In conclusion, patients with confirmed COVID-19 who presented without respiratory symptoms or fever at onset account for a certain proportion of severe or critical patients. All such cases should be identified and quarantined as early as possible, since atypical infection tended to result in a protracted hospital stay and fatal outcome. Chest CT scan and nucleic acid detection should be performed immediately among close contacts of COVID-19 patients to identify those with atypical infection, even if the contacts present without respiratory symptoms or fever at onset.

《Acknowledgments》

Acknowledgments

This research was supported by the National Natural Science Foundation of China (82041018, 81770096, 81700091, and 81800094), the National Science and Technology Major Project of the Ministry of Science and Technology of China (2019ZX09301001), the National Key Research and Development Program of the Ministry of Science and Technology of China (2020YFC0844300), and the Fundamental Research Funds for the Central Universities (China) (2020kfyXGYJ011).

《Authors’ contribution》

Authors’ contribution

YJ, JC, and JX designed the study. YL, ZY, SW, LD, AY, and TL collected the demographic and clinical data and information on medical resources. JX, YL, and ZY summarized all data. Statistical analysis was made by JX and ZY. The manuscript was drafted by JX, YL, ZY, SW, and JF. YJ and JC critically revised the manuscript.

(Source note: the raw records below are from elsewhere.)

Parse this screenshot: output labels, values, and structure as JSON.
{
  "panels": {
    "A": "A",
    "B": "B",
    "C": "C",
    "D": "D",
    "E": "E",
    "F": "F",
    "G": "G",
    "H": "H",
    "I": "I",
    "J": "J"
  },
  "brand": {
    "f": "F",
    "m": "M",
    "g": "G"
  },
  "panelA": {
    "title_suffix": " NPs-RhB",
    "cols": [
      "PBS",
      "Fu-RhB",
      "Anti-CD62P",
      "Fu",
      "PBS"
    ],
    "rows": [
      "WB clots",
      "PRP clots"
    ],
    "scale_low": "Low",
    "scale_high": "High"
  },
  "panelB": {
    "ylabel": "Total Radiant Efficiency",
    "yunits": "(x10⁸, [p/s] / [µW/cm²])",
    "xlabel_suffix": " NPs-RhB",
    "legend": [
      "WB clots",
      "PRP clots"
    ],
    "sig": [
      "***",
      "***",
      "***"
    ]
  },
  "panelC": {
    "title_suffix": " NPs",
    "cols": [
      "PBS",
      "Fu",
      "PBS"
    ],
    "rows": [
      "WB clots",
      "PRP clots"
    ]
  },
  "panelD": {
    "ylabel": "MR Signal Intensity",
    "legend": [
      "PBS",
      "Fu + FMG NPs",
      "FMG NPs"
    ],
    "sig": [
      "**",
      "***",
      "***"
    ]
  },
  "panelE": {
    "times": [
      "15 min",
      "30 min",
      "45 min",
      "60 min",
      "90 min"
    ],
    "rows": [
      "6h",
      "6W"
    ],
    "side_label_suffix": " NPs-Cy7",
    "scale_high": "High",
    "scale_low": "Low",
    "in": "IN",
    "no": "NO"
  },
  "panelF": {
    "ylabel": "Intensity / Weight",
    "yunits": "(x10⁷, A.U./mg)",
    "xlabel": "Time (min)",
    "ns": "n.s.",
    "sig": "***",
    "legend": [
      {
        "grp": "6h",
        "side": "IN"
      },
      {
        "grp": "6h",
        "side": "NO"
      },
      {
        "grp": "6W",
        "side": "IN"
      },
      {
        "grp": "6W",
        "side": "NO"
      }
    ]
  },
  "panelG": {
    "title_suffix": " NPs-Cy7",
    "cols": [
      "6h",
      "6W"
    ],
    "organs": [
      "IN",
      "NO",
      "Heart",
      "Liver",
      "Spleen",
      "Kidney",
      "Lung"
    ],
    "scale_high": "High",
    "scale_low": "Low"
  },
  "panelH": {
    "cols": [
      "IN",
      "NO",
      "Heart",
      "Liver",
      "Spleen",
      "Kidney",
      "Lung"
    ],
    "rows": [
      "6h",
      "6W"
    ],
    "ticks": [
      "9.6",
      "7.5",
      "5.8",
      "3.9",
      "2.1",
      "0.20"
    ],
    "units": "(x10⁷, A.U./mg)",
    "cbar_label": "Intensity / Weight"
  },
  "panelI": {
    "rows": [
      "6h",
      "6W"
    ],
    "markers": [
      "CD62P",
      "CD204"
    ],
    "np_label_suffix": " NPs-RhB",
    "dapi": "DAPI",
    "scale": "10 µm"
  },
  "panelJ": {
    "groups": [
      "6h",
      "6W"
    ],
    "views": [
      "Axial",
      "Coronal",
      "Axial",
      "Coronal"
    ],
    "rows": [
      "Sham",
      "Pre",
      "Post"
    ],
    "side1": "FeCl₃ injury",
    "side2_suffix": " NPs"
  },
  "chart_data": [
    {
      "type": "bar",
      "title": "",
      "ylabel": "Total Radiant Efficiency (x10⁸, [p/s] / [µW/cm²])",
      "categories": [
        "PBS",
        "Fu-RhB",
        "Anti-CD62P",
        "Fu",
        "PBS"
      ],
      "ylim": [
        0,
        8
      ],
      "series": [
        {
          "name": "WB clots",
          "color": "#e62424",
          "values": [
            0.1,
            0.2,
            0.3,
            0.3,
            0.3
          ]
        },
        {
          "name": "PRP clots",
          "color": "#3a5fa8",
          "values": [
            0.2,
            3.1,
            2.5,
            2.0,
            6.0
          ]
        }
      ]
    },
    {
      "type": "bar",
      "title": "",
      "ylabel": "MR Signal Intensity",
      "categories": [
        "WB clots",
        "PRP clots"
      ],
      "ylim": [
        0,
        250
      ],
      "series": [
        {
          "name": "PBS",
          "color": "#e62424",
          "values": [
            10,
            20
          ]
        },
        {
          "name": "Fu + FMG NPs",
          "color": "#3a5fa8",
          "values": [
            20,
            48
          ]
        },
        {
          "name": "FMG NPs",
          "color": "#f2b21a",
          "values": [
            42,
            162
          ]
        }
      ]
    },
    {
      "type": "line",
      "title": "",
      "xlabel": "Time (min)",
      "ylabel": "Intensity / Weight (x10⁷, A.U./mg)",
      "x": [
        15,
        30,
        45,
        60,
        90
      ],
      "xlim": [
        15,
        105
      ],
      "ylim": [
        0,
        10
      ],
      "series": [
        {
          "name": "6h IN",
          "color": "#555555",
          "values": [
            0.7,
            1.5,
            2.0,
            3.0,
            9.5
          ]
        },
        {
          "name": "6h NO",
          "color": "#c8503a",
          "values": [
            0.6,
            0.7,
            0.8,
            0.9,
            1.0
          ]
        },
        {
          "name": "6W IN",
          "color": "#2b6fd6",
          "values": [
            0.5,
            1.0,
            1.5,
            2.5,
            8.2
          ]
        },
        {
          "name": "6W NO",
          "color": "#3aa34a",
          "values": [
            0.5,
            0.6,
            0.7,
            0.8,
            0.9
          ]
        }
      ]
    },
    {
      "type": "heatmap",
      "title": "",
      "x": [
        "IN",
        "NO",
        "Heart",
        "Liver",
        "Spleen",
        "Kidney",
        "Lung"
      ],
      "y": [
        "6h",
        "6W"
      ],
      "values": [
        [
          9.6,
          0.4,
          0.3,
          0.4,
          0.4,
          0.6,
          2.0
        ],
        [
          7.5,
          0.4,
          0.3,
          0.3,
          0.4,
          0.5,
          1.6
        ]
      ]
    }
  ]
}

《Compliance with ethics guidelines》

Compliance with ethics guidelines

The present protocol was evaluated and approved by the institutional ethics board of Wuhan Union Hospital, Huazhong University of Science and Technology (No. 0036), Wuhan, China. Written informed consent was waived for the critical situation of an emerging infectious disease.

Juanjuan Xu, Zhengrong Yin, Yu Liu, Sufei Wang, Limin Duan, Yi An, Jinshuo Fan, Tingting Liao, Yang Jin, and Jianguo Chen declare that they have no conflict of interest or financial conflicts to disclose.